IPH52 and IPH53, targeting the adenosine pathway:
Additionally, preclinical data (ID: 2718) support the development of anti-CD39 (IPH52) and anti-CD73 (IPH53) neutralizing antibodies targeting the ATP/Adenosine immune checkpoint pathway for cancer immunotherapy, potentially in combination with chemotherapy or immune checkpoint blockade.
These antibodies potently inhibit the enzymatic activity of both the soluble and membrane-associated forms of their respective target enzymes. In vitro, both antibodies efficiently reverse adenosine-mediated T cell suppression in the presence of ATP. IPH52, a first-in-class CD39 blocking antibody, sustains high concentrations of extracellular ATP that promotes immune responses by enhancing dendritic cell (DC) activation and subsequent T cell proliferation. IPH53 is more potent in vitro than benchmark anti-CD73 antibodies currently under clinical development. Additionally, combining IPH52 and IPH53 lead to a strong reversion of immune cell inhibition in the presence of ATP. Humanized IPH52 and IPH53 are currently in preclinical development.

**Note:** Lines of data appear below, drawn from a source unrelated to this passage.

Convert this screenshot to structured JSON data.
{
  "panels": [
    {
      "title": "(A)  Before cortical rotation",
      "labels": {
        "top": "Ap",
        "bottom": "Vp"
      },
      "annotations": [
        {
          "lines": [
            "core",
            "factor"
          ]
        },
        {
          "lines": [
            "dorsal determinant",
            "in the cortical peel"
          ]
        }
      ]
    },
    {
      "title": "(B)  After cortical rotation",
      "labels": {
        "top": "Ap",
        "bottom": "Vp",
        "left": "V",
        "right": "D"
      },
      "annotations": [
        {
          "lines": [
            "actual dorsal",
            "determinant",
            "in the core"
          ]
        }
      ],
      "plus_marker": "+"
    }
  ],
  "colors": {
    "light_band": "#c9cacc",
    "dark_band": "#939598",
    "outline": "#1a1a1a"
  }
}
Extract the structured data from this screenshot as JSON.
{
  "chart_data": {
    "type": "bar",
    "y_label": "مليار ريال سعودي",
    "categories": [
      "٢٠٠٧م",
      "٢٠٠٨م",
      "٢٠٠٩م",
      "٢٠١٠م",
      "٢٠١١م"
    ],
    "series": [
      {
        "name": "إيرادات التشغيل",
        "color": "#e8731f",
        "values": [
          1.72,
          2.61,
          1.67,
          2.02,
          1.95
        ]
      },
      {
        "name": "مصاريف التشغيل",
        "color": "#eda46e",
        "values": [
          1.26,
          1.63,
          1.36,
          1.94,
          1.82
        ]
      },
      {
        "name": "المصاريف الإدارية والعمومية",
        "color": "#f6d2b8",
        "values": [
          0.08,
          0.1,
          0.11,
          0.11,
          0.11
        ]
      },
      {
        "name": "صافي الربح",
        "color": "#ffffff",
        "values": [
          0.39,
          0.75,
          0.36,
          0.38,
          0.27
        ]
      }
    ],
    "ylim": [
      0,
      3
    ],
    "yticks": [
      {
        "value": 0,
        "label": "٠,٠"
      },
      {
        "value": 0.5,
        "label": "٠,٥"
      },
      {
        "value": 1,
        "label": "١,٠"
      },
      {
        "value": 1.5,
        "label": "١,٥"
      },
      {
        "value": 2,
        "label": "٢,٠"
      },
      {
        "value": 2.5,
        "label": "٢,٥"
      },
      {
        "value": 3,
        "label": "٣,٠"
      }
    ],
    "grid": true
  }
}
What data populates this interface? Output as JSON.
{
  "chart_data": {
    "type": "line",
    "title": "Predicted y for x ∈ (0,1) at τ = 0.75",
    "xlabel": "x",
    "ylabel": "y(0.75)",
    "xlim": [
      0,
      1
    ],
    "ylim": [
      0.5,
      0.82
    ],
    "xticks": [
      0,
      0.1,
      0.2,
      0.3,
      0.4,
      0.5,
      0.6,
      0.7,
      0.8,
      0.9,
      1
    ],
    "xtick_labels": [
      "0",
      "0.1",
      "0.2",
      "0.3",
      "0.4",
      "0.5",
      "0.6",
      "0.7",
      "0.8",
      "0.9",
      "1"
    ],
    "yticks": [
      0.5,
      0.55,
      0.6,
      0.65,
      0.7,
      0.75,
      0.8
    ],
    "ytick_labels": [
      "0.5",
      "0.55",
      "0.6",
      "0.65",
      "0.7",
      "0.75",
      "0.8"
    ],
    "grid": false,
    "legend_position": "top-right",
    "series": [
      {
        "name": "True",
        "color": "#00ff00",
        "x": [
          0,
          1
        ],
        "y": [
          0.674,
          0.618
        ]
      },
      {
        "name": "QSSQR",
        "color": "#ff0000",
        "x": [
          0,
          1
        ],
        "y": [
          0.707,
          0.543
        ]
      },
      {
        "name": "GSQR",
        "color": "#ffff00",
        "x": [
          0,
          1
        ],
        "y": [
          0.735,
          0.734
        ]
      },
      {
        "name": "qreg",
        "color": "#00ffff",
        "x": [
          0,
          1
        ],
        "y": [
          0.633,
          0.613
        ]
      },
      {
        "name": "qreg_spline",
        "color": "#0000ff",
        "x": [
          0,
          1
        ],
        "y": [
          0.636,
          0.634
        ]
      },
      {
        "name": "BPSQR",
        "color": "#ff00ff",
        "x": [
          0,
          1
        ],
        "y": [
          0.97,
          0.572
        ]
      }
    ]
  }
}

Siglec-9, a new checkpoint for cancer immunotherapy:
In another highlight, preclinical findings (ID: 2713) for a first-in-class antibody program targeting Siglec-9 were presented. Siglecs comprise a family of 15 members of sialic acid-binding receptors. Siglec-9 is an inhibitory receptor of the family that is expressed on a broad range of immune cells of both lymphoid and myeloid origin. Siglec-9 can interact with sialic acids expressed by tumors, leading to dampened immune cell functions. Thus, Siglec-9-sialic acid interaction disruption may promote anti-tumor immunity.
Data show that antibodies against Siglec-9 generated by Innate Pharma enhance NK cell cytotoxicity. This anti-tumor response is improved by the blockade of the immune checkpoint NKG2A. Further, data demonstrate that Siglec-9 is highly expressed on tumor-infiltrating myeloid cells and upregulated on T cells in cancer, suggesting a potential additional role as an inhibitory checkpoint agent.